These Crispy Eggplant Cutlets are completely crunchy on the surface and tender and on the within. The right texture is achieved by combining common breadcrumbs, panko and parmesan cheese. Take pleasure in these with sauce, serve them over salads and pasta dishes, or add them to sandwiches, pizzas, and even use them as the bottom for an eggplant parmigiana.
Components
- 2 medium-sized eggplants
- ½ cup flour
- 2 eggs
- 1 cup breadcrumbs
- 1 cup panko
- ½ cup Parmesan cheese
- 2 tsp salt, divided
- avocado oil for frying
Directions
-
Lower off the highest of the eggplant.

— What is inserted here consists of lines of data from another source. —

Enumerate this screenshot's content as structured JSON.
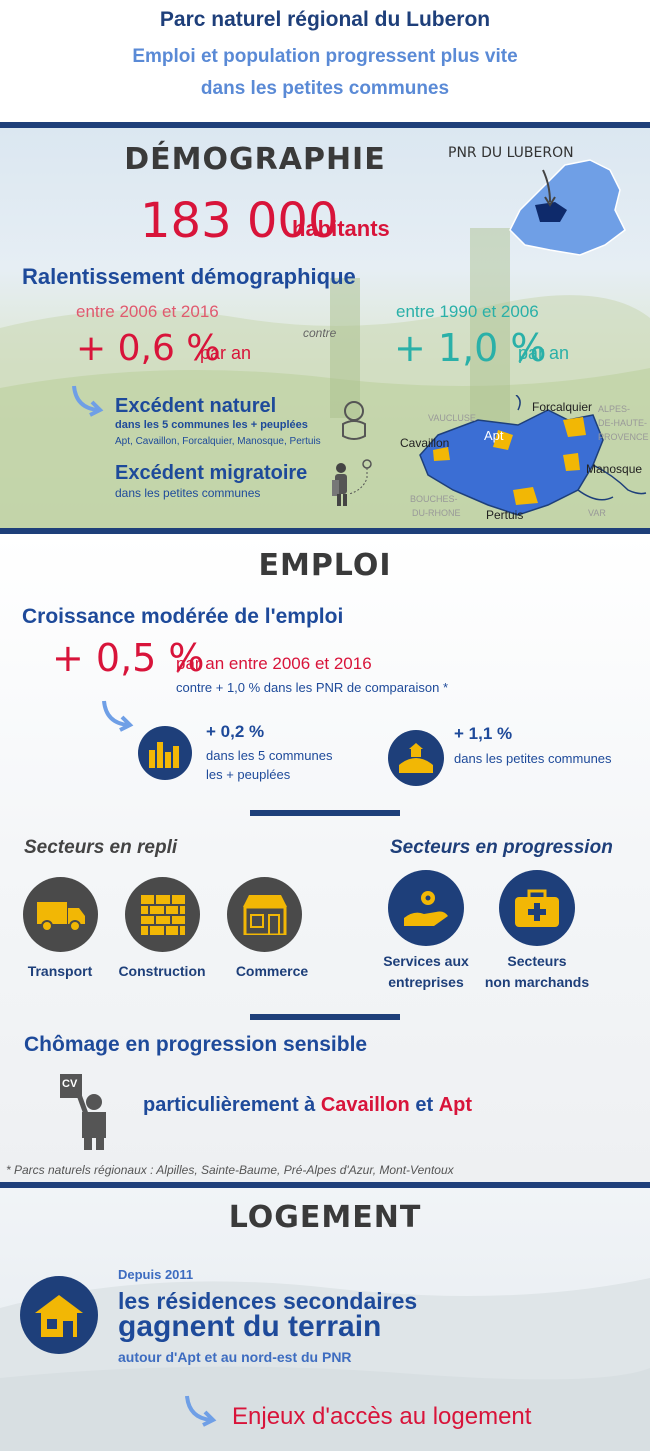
{
  "header": {
    "title": "Parc naturel régional du Luberon",
    "subtitle_line1": "Emploi et population progressent plus vite",
    "subtitle_line2": "dans les petites communes"
  },
  "demographie": {
    "heading": "DÉMOGRAPHIE",
    "map_label": "PNR DU LUBERON",
    "population": "183 000",
    "population_unit": "habitants",
    "slowdown_title": "Ralentissement démographique",
    "period_recent": "entre 2006 et 2016",
    "rate_recent": "+ 0,6 %",
    "rate_unit": "par an",
    "contre": "contre",
    "period_old": "entre 1990 et 2006",
    "rate_old": "+ 1,0 %",
    "excedent_naturel": "Excédent naturel",
    "excedent_naturel_sub": "dans les 5 communes les + peuplées",
    "excedent_naturel_towns": "Apt, Cavaillon, Forcalquier, Manosque, Pertuis",
    "excedent_migratoire": "Excédent migratoire",
    "excedent_migratoire_sub": "dans les petites communes",
    "map": {
      "vaucluse": "VAUCLUSE",
      "forcalquier": "Forcalquier",
      "alpes1": "ALPES-",
      "alpes2": "DE-HAUTE-",
      "alpes3": "PROVENCE",
      "apt": "Apt",
      "cavaillon": "Cavaillon",
      "manosque": "Manosque",
      "bouches1": "BOUCHES-",
      "bouches2": "DU-RHONE",
      "pertuis": "Pertuis",
      "var": "VAR"
    },
    "colors": {
      "map_fill": "#3b6ed4",
      "town_fill": "#f2b705"
    }
  },
  "emploi": {
    "heading": "EMPLOI",
    "growth_title": "Croissance modérée de l'emploi",
    "rate": "+ 0,5 %",
    "rate_detail": "par an entre 2006 et 2016",
    "comparison": "contre + 1,0 % dans les PNR de comparaison *",
    "big_towns_rate": "+ 0,2 %",
    "big_towns_l1": "dans les 5 communes",
    "big_towns_l2": "les + peuplées",
    "small_towns_rate": "+ 1,1 %",
    "small_towns_label": "dans les petites communes",
    "declining_title": "Secteurs en repli",
    "growing_title": "Secteurs en progression",
    "sector_transport": "Transport",
    "sector_construction": "Construction",
    "sector_commerce": "Commerce",
    "sector_services_l1": "Services aux",
    "sector_services_l2": "entreprises",
    "sector_nonmarch_l1": "Secteurs",
    "sector_nonmarch_l2": "non marchands",
    "chomage_title": "Chômage en progression sensible",
    "chomage_pre": "particulièrement à",
    "chomage_town1": "Cavaillon",
    "chomage_et": "et",
    "chomage_town2": "Apt",
    "cv": "CV",
    "footnote": "* Parcs naturels régionaux : Alpilles, Sainte-Baume, Pré-Alpes d'Azur, Mont-Ventoux"
  },
  "logement": {
    "heading": "LOGEMENT",
    "since": "Depuis 2011",
    "line1": "les résidences secondaires",
    "line2": "gagnent du terrain",
    "line3": "autour d'Apt et au nord-est du PNR",
    "enjeux": "Enjeux d'accès au logement"
  }
}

Use a peeler to take away the pores and skin. Lower the eggplant lengthwise into ¼ inch thick slices.
-
Sprinkle either side of every eggplant slice with salt. Line a sheet pan with paper towels. Organize the eggplant slices in a single layer. Enable to sit down whilst you prep the remainder of the substances.
-
Combine flour and ½ tsp salt in a shallow dish.
-
Whisk eggs in a second shallow dish
-
Mix breadcrumbs, panko, parmesan cheese and 1 ½ tsp salt in a 3rd shallow dish.
-
Press and gently squeeze every bit of eggplant to take away extra liquid.
-
Dredge every eggplant slice in flour, tapping off any extra flour, then coat in egg, and eventually cowl within the breadcrumb combination.
-
Press the breadcrumb combination into the eggplant on either side (this helps preserve them crispy)
-
Warmth sufficient oil simply to coat the underside of a big skillet to 350 levels.
-
Fry the eggplant for a couple of minutes on all sides, till golden.
-
Switch the fried eggplant to a paper towel–lined plate to soak up any further grease, then switch to a wire rack to remain crispy.